Maine Revised Statutes

§1027. Standards for release for formerly capital offenses

1. In general.  At the initial appearance before a judicial officer of a defendant in custody preconviction for a formerly capital offense, the judicial officer shall issue an order under section 1026, unless the attorney for the State moves for a Harnish bail proceeding. If the attorney for the State requests a Harnish bail proceeding before bail has been set, the judicial officer shall order the defendant held pending a hearing under subsection 2. The attorney for the State may move for a Harnish bail proceeding at any time preconviction. If the attorney for the State moves for a Harnish bail proceeding after bail has been set, the court may hold the defendant pending a hearing under subsection 2 or may continue the defendant's bail.

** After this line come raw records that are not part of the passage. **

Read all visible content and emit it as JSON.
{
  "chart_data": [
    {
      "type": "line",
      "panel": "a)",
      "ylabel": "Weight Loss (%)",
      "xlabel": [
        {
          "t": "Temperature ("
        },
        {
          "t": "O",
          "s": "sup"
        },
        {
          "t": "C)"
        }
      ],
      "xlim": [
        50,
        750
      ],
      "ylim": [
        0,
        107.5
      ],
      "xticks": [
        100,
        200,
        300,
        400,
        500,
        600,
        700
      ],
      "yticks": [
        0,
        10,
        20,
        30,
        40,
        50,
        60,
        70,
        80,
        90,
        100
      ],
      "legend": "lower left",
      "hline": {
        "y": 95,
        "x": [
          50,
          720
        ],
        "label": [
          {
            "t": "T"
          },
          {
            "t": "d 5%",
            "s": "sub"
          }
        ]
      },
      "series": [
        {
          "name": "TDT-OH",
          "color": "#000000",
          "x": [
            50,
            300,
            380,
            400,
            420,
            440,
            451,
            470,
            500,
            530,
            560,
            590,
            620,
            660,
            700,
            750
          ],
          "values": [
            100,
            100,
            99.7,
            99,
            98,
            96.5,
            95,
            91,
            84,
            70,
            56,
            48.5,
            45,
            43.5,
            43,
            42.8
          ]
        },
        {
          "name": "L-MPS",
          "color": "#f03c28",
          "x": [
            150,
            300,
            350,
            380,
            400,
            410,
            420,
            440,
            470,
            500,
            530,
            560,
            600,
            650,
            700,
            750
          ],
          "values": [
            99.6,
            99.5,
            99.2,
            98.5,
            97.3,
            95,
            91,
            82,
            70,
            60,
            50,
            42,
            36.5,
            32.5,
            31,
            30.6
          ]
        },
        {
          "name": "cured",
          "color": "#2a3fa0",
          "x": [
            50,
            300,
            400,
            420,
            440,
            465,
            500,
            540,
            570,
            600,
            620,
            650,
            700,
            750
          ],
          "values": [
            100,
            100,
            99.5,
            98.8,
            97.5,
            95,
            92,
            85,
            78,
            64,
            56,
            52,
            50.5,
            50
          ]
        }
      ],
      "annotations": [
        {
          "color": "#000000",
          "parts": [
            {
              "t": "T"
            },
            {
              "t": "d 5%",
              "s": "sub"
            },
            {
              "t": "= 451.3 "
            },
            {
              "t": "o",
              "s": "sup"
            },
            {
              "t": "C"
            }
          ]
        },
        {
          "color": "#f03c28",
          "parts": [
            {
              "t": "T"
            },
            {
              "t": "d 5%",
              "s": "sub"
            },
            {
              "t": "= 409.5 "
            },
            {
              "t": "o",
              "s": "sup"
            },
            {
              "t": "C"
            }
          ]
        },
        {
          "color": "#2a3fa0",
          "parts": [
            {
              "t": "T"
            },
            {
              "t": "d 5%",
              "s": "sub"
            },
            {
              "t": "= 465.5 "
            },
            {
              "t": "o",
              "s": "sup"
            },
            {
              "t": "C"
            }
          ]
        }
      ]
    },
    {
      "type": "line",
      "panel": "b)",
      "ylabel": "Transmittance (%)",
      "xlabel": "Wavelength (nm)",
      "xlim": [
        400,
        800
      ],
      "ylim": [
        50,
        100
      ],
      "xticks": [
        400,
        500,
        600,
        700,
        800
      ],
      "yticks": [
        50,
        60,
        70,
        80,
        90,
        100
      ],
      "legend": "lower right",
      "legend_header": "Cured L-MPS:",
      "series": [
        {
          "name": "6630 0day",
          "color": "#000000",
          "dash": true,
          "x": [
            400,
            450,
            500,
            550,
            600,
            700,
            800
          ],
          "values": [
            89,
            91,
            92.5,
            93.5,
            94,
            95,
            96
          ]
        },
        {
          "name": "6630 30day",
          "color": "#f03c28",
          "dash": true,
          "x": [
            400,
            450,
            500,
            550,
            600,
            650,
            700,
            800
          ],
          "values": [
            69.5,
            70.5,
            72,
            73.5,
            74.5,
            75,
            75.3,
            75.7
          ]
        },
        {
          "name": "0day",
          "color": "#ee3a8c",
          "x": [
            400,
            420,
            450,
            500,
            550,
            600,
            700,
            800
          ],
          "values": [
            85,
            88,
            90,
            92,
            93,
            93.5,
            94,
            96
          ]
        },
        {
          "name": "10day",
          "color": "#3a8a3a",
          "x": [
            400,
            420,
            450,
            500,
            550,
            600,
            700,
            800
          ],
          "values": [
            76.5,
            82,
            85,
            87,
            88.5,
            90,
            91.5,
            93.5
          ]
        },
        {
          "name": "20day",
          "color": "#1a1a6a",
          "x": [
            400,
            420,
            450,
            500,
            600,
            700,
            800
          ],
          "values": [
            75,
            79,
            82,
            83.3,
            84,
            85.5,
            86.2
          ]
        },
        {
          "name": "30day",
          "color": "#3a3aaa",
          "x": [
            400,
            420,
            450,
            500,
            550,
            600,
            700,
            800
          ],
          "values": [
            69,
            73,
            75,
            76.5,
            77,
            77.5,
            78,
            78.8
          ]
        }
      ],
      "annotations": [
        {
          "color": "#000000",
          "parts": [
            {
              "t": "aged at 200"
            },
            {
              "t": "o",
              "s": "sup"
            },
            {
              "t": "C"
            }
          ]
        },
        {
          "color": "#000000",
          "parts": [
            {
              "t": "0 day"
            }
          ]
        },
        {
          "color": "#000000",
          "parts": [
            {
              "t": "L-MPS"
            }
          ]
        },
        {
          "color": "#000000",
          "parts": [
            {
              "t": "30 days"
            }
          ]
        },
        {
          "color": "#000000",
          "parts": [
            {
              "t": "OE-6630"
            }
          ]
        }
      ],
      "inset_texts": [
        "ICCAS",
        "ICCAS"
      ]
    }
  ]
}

[ 1987, c. 758, §20 (NEW) .]
2. Harnish bail proceeding.  A Harnish bail proceeding must be held within 5 court days of the State's request unless the court, for good cause shown and at the request of either the defendant or the attorney for the State, grants a continuance. Evidence presented at a Harnish bail proceeding may include testimony, affidavits and other reliable hearsay evidence as permitted by the court. If, after the hearing, the court finds probable cause to believe that the defendant has committed a formerly capital offense, it shall issue an order under subsection 3. If, after the hearing, the court does not find probable cause to believe that the defendant's alleged criminal conduct was formerly a capital offense, it shall issue an order under section 1026 and may amend its bail order as provided under section 1026, subsection 3, paragraph C.
[ 1995, c. 356, §6 (AMD) .]
3. When conditional right has been extinguished at Harnish bail proceeding.  The court's finding that probable cause exists to believe that the defendant committed a formerly capital offense extinguishes the defendant's right to have bail set. The court shall make a determination as to whether or not the setting of bail is appropriate as a matter of discretion. The court may set bail unless the State establishes by clear and convincing evidence that:
A. There is a substantial risk that the capital defendant will not appear at the time and place required or will otherwise pose a substantial risk to the integrity of the judicial process; [2007, c. 374, §11 (AMD).]
B. There is a substantial risk that the capital defendant will pose a danger to another or to the community; or [1997, c. 543, §8 (AMD).]
C. There is a substantial risk that the capital defendant will commit new criminal conduct. [1997, c. 543, §9 (NEW).]
In exercising its discretion, the court shall consider the factors listed in section 1026. If the court has issued a bail order on the basis of its discretionary authority to set bail in a case involving a formerly capital offense, the court having jurisdiction of the case may modify or deny bail at any time upon motion by the attorney for the State or the defendant or upon its own initiative and upon a showing of changed circumstances or the discovery of new and significant information.
[ 2007, c. 374, §11 (AMD) .]
SECTION HISTORY
1987, c. 758, §20 (NEW). 1995, c. 356, §6 (AMD). 1997, c. 543, §§8,9 (AMD). 1997, c. 543, §9 (AMD). 2007, c. 374, §11 (AMD).